Cheikh Mohamed Al-Thani, ministre des Affaires étrangères qatari, à Ryad le 17 mai 2017 © AFP/Archives FAYEZ NURELDINE
Le Qatar s’est posé jeudi en victime d’une campagne hostile, notamment aux Etats-Unis, après la tempête soulevée par des déclarations attribuées à son émir selon lesquelles il aurait rompu le consensus régional sur l’Iran, les islamistes et l’alliance avec Washington.
Ce riche émirat gazier du Golfe, souvent accusé de jouer en solo et d’avoir des ambitions diplomatiques démesurées, a nié que l’émir, cheikh Tamim ben Hamad Al-Thani, ait tenu de tels propos.
C’est après le piratage de l’agence officielle QNA dans la nuit de mardi à mercredi que les déclarations attribuées à l’émir ont été diffusées, a assuré jeudi le chef de la diplomatie du Qatar.
Il a inscrit ce piratage dans le cadre d’une « campagne médiatique hostile à l’Etat du Qatar ». Le ministre, cheikh Mohamed ben Abderrahmane Al-Thani, a déclaré que cette campagne était menée « notamment aux Etats-Unis ».
« Il est surprenant que pendant les cinq dernières semaines, il y a eu aux Etats-Unis 13 articles d’opinion sur le Qatar » et que « le jour du piratage de l’agence QNA, une conférence sur le Qatar s’est tenue en notre absence mais en présence des auteurs de ces articles ».
« Le piratage a eu lieu le soir même. Est-ce une coïncidence ? », s’est interrogé le chef de la diplomatie qatarie, refusant de préjuger des résultats de l’enquête sur ce piratage.
Parmi les sujets prétendument évoqués par l’émir figurent le mouvement islamiste palestinien Hamas, présenté comme « le représentant légitime du peuple palestinien », et l’Iran chiite vu comme un allié stratégique dans la région, alors que ce pays vient d’être accusé par l’Arabie saoudite d’être « le fer de lance du terrorisme » dans la région.
Sont aussi évoquées la classification du mouvement chiite libanais Hezbollah et des Frères musulmans en Egypte comme groupes « terroristes », ainsi que les relations avec l’administration Trump.
Ces propos ont été relayés par de grands médias arabes, notamment aux Emirats arabes unis et en Arabie saoudite, bien qu’ils aient été qualifiés de « faux » par Doha.
Ils étaient largement commentés encore jeudi, le quotidien Al-Bayane des Emirats écrivant que « le Qatar divise les Arabes par ses positions sur l’Iran, Israël et le Hezbollah ».

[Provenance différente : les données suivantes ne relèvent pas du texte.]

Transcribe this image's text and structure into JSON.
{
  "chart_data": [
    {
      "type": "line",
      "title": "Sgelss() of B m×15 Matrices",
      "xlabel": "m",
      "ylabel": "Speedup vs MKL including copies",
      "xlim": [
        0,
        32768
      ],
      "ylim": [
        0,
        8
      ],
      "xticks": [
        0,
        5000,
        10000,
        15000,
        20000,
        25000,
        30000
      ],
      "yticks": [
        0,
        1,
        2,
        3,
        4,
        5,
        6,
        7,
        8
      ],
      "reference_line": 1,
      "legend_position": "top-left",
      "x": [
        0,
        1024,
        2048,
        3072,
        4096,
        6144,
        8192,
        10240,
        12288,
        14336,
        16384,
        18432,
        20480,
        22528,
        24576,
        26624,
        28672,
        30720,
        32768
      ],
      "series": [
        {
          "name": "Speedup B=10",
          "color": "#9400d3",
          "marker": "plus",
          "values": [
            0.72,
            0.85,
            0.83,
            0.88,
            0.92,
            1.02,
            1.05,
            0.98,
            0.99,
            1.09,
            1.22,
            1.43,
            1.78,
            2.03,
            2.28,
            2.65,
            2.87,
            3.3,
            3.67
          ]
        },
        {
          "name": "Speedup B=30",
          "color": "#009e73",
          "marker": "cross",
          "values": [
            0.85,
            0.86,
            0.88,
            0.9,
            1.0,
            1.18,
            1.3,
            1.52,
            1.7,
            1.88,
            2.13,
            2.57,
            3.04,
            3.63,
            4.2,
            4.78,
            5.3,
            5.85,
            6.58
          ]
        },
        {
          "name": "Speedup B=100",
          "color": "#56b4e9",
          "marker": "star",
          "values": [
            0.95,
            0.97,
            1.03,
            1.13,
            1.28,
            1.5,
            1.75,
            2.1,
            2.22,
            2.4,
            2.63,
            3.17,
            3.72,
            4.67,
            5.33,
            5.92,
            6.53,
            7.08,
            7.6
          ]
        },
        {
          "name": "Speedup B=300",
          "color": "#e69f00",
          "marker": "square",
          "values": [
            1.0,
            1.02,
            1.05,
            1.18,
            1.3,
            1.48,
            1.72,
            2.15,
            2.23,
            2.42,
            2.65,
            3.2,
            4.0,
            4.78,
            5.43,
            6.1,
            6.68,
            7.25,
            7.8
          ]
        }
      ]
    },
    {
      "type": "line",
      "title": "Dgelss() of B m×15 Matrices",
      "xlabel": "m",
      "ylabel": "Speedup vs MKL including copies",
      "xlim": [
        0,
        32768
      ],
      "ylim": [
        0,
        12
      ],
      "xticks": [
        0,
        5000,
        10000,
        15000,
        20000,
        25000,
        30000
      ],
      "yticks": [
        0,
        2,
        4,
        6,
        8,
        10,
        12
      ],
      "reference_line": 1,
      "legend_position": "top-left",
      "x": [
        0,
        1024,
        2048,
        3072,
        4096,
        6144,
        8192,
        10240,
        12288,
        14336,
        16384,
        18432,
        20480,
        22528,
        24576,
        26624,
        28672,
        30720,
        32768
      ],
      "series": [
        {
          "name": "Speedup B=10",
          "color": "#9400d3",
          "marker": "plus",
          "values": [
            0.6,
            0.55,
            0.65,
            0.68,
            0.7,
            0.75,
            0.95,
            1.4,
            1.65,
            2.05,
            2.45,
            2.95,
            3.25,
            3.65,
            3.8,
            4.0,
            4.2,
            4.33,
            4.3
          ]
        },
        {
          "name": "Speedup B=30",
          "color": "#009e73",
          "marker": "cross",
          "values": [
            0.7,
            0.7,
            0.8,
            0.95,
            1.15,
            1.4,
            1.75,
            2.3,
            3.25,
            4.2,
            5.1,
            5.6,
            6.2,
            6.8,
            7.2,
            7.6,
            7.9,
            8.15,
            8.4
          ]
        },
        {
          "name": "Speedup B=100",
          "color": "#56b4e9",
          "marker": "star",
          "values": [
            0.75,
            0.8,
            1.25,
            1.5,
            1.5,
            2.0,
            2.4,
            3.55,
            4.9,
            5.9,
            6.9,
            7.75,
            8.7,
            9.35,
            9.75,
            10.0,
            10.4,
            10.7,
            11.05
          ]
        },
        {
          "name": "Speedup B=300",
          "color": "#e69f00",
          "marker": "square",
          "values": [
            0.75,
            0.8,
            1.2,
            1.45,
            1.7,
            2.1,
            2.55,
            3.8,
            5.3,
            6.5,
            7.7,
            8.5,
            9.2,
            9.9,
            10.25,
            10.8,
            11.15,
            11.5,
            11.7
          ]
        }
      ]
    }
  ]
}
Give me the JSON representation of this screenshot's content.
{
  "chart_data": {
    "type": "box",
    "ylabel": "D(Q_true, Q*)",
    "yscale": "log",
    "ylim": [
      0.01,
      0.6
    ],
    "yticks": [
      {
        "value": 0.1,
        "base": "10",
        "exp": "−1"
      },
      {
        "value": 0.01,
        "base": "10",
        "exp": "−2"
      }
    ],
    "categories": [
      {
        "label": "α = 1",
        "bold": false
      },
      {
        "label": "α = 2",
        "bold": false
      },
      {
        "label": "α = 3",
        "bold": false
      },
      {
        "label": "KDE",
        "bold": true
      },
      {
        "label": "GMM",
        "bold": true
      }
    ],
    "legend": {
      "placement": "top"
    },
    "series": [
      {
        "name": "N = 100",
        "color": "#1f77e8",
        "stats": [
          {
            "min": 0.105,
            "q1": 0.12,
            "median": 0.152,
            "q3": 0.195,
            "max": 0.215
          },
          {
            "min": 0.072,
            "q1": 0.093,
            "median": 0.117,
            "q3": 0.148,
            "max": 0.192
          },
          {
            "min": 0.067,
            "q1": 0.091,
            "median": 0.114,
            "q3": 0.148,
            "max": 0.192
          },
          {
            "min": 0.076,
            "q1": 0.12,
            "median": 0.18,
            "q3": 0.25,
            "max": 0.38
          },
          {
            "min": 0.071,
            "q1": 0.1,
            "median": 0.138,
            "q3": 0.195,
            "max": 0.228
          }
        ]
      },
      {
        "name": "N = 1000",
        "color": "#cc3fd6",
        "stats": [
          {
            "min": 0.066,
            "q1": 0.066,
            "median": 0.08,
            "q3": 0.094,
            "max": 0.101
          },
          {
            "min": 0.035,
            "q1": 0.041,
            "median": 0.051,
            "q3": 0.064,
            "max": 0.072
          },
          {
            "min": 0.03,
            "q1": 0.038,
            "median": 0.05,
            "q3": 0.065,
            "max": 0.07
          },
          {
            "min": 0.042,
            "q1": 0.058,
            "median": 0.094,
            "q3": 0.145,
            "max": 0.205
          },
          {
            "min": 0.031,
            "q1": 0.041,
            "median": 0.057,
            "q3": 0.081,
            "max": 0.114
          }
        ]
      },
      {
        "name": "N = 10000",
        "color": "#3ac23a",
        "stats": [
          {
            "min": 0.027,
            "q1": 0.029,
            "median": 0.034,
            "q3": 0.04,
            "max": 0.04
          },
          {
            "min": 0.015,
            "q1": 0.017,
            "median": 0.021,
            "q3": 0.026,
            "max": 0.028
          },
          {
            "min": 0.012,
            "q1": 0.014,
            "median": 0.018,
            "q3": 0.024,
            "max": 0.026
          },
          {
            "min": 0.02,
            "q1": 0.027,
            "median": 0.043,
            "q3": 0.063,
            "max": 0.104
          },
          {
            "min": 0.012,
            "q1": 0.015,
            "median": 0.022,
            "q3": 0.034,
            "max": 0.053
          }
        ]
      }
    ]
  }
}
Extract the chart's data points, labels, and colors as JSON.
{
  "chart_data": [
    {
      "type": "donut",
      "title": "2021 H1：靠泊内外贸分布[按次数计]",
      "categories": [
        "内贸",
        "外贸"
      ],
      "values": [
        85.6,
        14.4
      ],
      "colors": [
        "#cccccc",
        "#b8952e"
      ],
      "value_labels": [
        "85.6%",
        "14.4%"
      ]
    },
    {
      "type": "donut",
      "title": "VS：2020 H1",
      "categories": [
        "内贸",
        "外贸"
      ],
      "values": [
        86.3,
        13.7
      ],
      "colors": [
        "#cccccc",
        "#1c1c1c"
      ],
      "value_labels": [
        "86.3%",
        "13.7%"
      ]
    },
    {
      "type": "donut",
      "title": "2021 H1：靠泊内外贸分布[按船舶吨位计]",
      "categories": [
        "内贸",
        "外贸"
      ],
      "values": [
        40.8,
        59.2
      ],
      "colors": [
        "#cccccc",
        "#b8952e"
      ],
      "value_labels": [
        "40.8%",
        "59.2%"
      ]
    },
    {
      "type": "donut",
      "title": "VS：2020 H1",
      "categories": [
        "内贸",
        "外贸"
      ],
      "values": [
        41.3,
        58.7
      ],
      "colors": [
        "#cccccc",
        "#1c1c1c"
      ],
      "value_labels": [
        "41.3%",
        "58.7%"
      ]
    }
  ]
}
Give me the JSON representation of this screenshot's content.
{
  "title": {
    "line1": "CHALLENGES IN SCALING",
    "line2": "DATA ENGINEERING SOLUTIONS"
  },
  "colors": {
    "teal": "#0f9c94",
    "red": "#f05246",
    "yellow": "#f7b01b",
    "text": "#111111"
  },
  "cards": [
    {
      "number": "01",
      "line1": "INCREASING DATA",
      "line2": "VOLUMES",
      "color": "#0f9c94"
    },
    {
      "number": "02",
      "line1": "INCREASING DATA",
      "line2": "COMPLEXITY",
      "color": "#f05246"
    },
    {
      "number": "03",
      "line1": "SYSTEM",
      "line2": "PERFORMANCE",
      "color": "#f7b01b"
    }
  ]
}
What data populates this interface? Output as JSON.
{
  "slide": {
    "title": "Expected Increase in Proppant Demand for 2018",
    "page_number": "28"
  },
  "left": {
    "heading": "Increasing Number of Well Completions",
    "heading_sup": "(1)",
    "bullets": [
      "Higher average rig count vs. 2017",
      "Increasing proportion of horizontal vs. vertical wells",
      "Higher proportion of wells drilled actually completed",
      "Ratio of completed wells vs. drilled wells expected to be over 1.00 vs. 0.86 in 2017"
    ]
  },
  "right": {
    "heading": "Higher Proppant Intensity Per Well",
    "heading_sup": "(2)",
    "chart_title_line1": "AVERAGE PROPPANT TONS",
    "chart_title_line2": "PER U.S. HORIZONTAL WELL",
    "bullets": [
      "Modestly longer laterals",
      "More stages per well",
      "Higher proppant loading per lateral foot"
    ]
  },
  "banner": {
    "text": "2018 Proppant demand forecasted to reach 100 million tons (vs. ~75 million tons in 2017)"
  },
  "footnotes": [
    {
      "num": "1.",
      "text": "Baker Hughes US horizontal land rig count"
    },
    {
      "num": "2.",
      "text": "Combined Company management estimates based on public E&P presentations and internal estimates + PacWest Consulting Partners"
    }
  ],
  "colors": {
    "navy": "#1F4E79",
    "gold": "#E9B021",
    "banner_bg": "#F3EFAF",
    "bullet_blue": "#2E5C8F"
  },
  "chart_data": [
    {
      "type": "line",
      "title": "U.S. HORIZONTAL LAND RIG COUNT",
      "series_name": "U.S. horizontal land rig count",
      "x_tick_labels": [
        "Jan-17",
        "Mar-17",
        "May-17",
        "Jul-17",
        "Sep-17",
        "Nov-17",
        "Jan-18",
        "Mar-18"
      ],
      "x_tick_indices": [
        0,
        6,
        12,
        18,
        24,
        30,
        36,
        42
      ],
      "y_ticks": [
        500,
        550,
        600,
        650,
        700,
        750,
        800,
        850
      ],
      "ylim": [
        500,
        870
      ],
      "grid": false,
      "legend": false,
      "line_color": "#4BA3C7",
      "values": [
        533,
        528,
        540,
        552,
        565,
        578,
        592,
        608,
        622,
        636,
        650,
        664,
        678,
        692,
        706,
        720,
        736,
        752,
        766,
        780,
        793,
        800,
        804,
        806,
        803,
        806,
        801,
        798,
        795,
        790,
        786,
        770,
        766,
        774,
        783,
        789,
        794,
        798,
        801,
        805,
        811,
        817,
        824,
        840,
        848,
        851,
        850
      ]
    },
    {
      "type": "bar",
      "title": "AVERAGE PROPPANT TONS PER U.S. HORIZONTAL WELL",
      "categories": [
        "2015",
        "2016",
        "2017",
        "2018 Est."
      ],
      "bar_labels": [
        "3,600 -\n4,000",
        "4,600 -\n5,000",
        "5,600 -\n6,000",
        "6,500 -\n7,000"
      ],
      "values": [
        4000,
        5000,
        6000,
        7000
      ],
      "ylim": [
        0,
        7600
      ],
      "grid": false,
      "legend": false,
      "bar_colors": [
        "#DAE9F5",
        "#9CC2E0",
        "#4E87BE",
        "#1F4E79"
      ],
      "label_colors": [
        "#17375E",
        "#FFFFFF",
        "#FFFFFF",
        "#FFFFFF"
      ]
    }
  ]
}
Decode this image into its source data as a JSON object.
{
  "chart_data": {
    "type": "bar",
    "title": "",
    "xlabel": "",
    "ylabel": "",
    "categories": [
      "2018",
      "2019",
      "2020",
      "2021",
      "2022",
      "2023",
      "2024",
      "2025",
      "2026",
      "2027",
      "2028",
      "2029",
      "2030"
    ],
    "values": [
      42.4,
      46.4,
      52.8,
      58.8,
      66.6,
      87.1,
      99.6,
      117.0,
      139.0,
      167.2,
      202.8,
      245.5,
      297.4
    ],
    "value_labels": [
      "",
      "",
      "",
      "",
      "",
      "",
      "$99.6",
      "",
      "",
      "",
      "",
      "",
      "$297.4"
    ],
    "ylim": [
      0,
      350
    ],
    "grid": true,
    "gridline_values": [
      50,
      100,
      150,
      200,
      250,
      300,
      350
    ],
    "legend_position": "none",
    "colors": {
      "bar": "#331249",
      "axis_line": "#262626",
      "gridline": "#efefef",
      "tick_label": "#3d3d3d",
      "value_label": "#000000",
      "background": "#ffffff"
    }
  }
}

– Médias du Qatar bloqués –
Depuis mercredi, des sites web et des retransmissions télévisées qataris sont bloqués dans divers pays du Golfe.
Le Qatar a toujours « maintenu des relations amicales et fraternelles » avec ses voisins, a dit jeudi le chef de la diplomatie, ajoutant qu’il n’y a « aucune preuve que le Qatar ait des relations avec les Frères musulmans ».
Le Qatar est un proche allié des Etats-Unis qui ont déployé près de 10.000 militaires dans cet émirat, sur la base aérienne d’Al-Udeid.
Il est parfois accusé de ne pas en faire assez pour lutter contre les réseaux extrémistes radicaux. Doha rejette ces accusations.
Le chef de la diplomatie a affirmé que la question des liens du Qatar avec des islamistes n’avait pas été évoquée lors de l’entretien samedi de l’émir avec le président américain Donald Trump à Ryad.
« Les relations entre le Qatar et les Etats-Unis ont toujours été très solides, c’est une relation stratégique ».
Les détracteurs du Qatar rappellent pourtant qu’il a soutenu avec force l’ancien président égyptien Mohamed Morsi, issu des Frères musulmans, et qualifié de « coup d’Etat » son éviction par Abdel Fattah al-Sissi en 2013.
Il ajoutent qu’il accueille des dirigeants de premier plan de cette confrérie comme Youssef al-Qaradaoui, considéré comme l’un de ses chefs spirituels. L’ancien dirigeant du Hamas palestinien, Khaled Mechaal, est également basé au Qatar.
La chaîne de télévision Al-Jazira, qui a été la caisse de résonance des mouvements du Printemps arabe, a souvent provoqué l’irritation, voire l’exaspération, des partenaires du Qatar au sein du Conseil de coopération du Golfe (CCG) qui comprend aussi l’Arabie saoudite, Bahreïn, les Emirats arabes unis, Oman et le Koweït.